Nükhet Duru: Ben kendimle çıkıyorum uzun müddettir, çok memnunum.
Saba Tümer: İkisine de katılıyorum, genç de olsa düzgün olur, özgüvenli, sevinçli, deri ahengi olması lazım.
◊ Yaş alan erkekle neden olmuyor?
Nükhet Duru: Huysuz oluyorlar.
Nilgün Belgün: Geçen baktım Brad Pitt 61 yaşında olmuş. E, alırım.
◊ Türkiye’de kimi beğeniyorsunuz fizik olarak?
Nilgün Belgün: Keşke genç olsaydım dediğim bir durum yok.
Nükhet Duru: Kıvanç’ı tek fiyatım, Boğaz görünümü üzere evladım, rengârenk.
Nilgün Belgün: Ama arkadaşım.
Saba Tümer: O gözle değil aslında.
Nükhet Duru: Hayatım, Nilgün öbür gözle bakamıyor. Yoksa
bizim de arkadaşımız Kıvanç.
‘Reddedince kovulmaya fırsat kalmadı, içeri bile alınmadım’
◊ Kahkahanız şahane. Kahkaha ve memnunluk ortasında bir bağ var mı?
Saba Tümer: Mutluluk bir tercih, biz memnun olmayı tercih eden kadınlarız. Kahkaha atmak da insanın gücünü değiştiriyor. Mutsuz olduğunda bile bir kahkaha atarsan enerjini dönüştürebiliyorsun. Bazen onu, o formda kullanıyorum. Bir de alt beynimiz biraz aptal, gülümseyerek oturduğunda senin memnun olduğunu sanıyormuş.
Nilgün Belgün: Benim alt beynim benimle çok memnundur, ben daima gülüyorum.

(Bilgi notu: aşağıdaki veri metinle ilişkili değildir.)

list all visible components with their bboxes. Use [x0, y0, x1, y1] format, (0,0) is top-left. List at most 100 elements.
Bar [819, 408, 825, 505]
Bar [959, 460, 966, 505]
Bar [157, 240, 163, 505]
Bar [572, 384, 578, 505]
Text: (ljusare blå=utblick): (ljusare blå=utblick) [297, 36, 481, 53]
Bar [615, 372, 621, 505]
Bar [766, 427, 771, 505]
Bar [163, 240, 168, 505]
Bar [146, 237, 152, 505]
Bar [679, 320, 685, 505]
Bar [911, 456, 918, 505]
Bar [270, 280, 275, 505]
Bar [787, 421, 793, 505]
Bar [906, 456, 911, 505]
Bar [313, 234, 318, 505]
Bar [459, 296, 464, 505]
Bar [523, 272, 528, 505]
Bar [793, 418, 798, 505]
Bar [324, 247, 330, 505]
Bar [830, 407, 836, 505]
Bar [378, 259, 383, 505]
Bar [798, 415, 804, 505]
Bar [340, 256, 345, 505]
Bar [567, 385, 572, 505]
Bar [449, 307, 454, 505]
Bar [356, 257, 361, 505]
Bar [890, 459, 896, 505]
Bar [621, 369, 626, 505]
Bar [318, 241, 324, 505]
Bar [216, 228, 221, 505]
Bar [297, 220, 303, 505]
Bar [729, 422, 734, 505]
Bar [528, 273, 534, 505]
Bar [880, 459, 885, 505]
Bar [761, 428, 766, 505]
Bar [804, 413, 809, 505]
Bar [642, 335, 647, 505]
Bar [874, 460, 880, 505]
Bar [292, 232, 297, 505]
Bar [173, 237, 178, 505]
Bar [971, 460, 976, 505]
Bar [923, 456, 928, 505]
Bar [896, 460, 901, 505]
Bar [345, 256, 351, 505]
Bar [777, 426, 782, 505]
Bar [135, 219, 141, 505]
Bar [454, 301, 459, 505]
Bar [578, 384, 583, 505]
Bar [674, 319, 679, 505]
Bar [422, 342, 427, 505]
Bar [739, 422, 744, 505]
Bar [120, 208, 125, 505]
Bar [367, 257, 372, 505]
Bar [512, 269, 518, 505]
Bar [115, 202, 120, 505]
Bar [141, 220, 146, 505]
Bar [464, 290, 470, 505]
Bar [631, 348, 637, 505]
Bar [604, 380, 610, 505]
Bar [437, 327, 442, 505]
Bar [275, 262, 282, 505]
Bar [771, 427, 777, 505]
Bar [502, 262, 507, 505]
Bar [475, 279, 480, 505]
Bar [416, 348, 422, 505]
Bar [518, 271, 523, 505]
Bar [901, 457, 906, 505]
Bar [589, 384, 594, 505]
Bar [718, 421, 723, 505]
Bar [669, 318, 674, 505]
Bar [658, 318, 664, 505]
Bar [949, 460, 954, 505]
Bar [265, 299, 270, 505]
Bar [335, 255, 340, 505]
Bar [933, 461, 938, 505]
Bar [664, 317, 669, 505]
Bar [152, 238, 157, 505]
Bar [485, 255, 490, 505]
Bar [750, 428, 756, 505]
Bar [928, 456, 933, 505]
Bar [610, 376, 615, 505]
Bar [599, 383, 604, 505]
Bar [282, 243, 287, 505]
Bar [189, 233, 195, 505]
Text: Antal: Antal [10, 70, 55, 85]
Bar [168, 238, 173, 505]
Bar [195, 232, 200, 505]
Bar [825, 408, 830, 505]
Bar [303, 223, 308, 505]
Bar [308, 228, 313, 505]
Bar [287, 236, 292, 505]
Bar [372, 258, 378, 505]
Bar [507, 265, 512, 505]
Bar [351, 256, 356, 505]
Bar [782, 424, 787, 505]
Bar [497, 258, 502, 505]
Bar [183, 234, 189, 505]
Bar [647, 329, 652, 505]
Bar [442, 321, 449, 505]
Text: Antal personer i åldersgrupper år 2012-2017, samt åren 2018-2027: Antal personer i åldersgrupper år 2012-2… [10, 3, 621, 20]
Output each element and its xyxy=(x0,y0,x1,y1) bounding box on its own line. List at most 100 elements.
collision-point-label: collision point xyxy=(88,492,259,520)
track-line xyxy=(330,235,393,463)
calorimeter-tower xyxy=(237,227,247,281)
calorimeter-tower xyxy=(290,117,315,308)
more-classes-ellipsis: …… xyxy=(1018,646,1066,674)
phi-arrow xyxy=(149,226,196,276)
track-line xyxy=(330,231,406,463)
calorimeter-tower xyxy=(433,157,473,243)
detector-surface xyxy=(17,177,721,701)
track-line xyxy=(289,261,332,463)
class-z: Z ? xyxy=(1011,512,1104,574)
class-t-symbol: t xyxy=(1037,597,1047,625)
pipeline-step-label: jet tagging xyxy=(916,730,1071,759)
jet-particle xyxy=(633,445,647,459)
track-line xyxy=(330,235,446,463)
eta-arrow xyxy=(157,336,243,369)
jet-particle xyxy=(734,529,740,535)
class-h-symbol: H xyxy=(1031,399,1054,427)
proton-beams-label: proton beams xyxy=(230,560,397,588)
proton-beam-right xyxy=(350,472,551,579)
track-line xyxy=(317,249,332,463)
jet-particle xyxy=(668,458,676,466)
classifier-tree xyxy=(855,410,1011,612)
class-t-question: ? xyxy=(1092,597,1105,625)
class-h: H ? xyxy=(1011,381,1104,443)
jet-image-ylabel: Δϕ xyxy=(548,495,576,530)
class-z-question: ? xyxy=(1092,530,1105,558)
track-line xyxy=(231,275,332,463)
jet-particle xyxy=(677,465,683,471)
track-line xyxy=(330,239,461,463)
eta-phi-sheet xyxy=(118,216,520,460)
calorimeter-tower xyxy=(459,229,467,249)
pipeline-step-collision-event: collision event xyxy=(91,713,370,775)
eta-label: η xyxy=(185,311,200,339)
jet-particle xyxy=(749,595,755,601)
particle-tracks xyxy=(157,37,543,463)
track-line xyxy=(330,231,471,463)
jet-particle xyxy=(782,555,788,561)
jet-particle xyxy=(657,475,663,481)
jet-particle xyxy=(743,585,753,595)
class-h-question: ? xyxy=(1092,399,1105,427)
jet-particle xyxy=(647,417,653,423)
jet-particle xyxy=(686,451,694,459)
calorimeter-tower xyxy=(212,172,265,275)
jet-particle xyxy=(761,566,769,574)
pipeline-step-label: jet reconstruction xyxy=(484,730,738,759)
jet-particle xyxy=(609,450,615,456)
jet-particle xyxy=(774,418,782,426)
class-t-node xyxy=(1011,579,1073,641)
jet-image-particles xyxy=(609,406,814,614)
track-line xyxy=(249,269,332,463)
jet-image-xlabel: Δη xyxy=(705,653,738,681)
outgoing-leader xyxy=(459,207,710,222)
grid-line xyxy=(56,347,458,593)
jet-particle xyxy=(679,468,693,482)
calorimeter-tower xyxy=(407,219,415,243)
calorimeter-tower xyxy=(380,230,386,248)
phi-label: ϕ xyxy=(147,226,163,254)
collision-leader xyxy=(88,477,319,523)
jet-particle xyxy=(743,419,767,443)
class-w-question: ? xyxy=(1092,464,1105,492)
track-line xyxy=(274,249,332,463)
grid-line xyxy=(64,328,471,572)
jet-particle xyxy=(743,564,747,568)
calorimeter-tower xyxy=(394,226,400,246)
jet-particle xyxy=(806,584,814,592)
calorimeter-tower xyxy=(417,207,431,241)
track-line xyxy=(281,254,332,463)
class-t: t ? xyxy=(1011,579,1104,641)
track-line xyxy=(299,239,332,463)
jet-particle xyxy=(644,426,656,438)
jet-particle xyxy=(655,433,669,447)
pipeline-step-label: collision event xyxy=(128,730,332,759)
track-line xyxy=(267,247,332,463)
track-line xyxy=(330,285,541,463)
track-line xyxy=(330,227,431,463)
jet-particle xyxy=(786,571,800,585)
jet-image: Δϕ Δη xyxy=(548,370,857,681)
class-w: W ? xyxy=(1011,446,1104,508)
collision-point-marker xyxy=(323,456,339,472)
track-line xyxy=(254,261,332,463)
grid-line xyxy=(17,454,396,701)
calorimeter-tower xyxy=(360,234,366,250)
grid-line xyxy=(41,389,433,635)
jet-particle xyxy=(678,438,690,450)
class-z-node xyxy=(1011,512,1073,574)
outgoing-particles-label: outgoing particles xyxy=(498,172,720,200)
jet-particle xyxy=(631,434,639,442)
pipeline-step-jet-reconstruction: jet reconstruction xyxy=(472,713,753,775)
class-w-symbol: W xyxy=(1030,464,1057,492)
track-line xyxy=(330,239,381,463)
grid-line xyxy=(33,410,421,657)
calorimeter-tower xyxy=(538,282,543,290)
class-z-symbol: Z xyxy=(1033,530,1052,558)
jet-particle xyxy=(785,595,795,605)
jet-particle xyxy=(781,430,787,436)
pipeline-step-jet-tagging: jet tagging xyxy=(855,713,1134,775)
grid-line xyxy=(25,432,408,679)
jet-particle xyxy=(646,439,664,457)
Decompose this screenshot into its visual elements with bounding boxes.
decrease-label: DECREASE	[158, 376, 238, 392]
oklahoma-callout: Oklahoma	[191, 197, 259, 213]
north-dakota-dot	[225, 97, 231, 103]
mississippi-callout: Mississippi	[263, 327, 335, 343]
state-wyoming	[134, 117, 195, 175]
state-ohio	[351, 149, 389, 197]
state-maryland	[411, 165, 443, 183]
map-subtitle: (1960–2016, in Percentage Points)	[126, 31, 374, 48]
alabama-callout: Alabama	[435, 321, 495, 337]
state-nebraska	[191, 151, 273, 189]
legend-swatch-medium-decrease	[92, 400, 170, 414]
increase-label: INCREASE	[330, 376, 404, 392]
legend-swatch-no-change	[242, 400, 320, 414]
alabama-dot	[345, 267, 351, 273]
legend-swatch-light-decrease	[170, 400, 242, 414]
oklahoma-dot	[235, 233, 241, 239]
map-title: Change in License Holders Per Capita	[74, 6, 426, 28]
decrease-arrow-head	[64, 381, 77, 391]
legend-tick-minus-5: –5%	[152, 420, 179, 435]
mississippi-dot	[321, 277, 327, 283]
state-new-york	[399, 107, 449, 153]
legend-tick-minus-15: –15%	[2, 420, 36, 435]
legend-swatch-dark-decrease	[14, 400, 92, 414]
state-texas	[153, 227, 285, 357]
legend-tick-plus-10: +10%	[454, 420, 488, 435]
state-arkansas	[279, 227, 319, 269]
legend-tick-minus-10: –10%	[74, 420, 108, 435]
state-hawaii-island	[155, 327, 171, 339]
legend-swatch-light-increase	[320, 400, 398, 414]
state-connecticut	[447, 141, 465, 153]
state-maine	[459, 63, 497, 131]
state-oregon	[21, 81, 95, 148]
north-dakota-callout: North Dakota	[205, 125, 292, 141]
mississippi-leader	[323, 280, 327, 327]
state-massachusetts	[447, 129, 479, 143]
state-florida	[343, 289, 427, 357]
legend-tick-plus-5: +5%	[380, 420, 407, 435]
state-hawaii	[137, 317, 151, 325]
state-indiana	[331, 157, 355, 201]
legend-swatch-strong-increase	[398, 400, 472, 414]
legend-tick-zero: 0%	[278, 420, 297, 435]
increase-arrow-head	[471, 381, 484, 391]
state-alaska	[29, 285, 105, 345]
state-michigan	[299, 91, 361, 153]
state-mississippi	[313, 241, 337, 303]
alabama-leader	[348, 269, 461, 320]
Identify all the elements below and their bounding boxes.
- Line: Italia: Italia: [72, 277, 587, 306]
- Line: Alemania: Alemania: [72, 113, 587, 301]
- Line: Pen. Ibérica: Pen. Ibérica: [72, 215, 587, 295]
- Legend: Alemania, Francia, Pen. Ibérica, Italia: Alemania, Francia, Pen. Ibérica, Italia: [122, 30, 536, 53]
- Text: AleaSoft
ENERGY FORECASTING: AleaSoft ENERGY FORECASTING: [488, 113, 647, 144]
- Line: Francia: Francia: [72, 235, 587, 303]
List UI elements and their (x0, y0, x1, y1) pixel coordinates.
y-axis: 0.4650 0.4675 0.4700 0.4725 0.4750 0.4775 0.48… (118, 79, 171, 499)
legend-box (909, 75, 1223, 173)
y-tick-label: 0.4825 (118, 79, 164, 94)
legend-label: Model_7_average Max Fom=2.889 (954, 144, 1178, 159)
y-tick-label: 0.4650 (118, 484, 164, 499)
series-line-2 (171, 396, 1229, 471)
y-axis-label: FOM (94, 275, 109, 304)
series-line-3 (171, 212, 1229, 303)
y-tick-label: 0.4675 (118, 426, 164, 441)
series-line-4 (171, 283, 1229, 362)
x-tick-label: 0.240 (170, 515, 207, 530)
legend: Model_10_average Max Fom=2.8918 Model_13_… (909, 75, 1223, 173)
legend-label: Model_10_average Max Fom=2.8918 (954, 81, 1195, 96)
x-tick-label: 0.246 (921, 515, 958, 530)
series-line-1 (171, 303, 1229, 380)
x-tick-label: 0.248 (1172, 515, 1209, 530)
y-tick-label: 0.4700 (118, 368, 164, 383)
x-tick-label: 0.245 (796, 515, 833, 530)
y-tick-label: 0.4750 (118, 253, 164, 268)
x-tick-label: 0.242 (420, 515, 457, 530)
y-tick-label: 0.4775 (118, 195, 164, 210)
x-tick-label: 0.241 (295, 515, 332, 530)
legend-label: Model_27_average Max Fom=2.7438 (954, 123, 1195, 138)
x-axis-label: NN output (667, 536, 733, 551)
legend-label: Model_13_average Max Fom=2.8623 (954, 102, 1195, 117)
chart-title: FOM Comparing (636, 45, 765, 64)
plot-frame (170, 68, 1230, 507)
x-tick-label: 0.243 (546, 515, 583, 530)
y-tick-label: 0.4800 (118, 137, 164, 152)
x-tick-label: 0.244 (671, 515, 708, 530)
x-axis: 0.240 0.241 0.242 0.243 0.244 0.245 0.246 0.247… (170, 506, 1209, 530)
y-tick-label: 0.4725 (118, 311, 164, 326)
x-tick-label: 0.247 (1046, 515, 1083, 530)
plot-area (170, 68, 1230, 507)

Nükhet Duru: Bazen gülmek ve ağlamak eşit hisler. Ortada çok güldüğümüzde gözümüzden yaş gelir ya, bu bir deşarj biçimi. Biz de gülerek deşarj olmayı seçmişiz.
◊ Hayatta daima güldünüz mü? Oyununuz 8 Mart Dünya Bayanlar Günü’nde başlıyor. Ünlü olsanız da, taciz, ruhsal şiddet üzere şeyler
yaşadınız mı?
Nilgün Belgün: O vakitler kurlar yapılırdı, artık taciz deniyor. Bir-iki kez bu türlü bir şeyle karşılaştım.
Sonra da kovulmuştum o işten.
◊ Aaa, ne yaptınız sonra?
Nilgün Belgün: Bir gün gelip “Patron birazcık Nilgün Hanım dinlensin diyor” dediler. Ben “Yorulmadım ki dinleneyim” dedim. Sonra anladım.